Today’s destination is Nijō Castle, the stately Kyoto residence of the Tokugawa shōguns.
The castle was within walking distance of my hotel in Kyoto, so it was the first major attraction that I visited after arriving in the city. Thankfully enough, the rain clouds that had been following me around for part of my trip failed to make an appearance that day, leaving me with clear skies and perfect conditions for a leisurely afternoon stroll.
The photographs can speak for themselves so from here on, I’ll try to keep the commentary down to a minimum. For a complete historical background and other boring minutiae, check out Wikipedia.
600 yen gets you across the outer moat and through the castle’s monumental main gate.
Around the corner stands the Kara-mon, the main entrance to the Ninomaru Palace compound.
Within the gate stands the sprawling Ninomaru Palace.

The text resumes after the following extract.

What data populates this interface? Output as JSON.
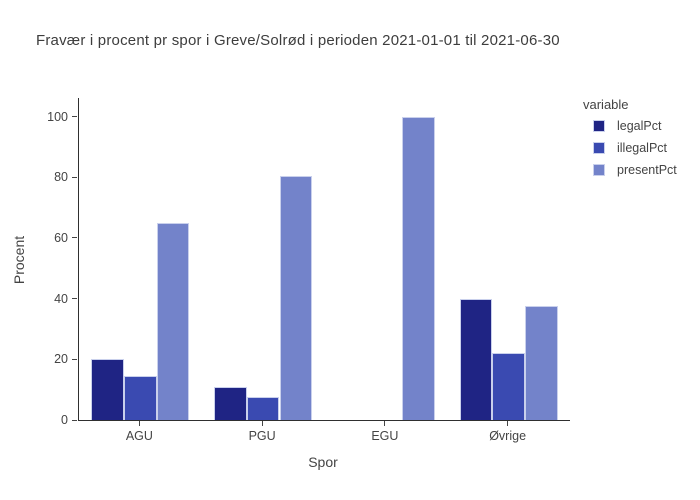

Visitors are allowed inside but photography is strictly forbidden. A shame, because the palace’s richly decorated interiors are some of the most splendid I’ve seen anywhere in Japan. Considered individually, the artwork isn’t all that much to look at – but taken together, the effect of the colourful wall paintings, intricate woodwork, brightly painted ceilings and lavish gilding is almost overwhelming in its beauty. And for all that, the palace actually seems like a comfortable place to live in! If I had a billion dollars to spend I’d probably burn much of it building myself a house exactly like this one.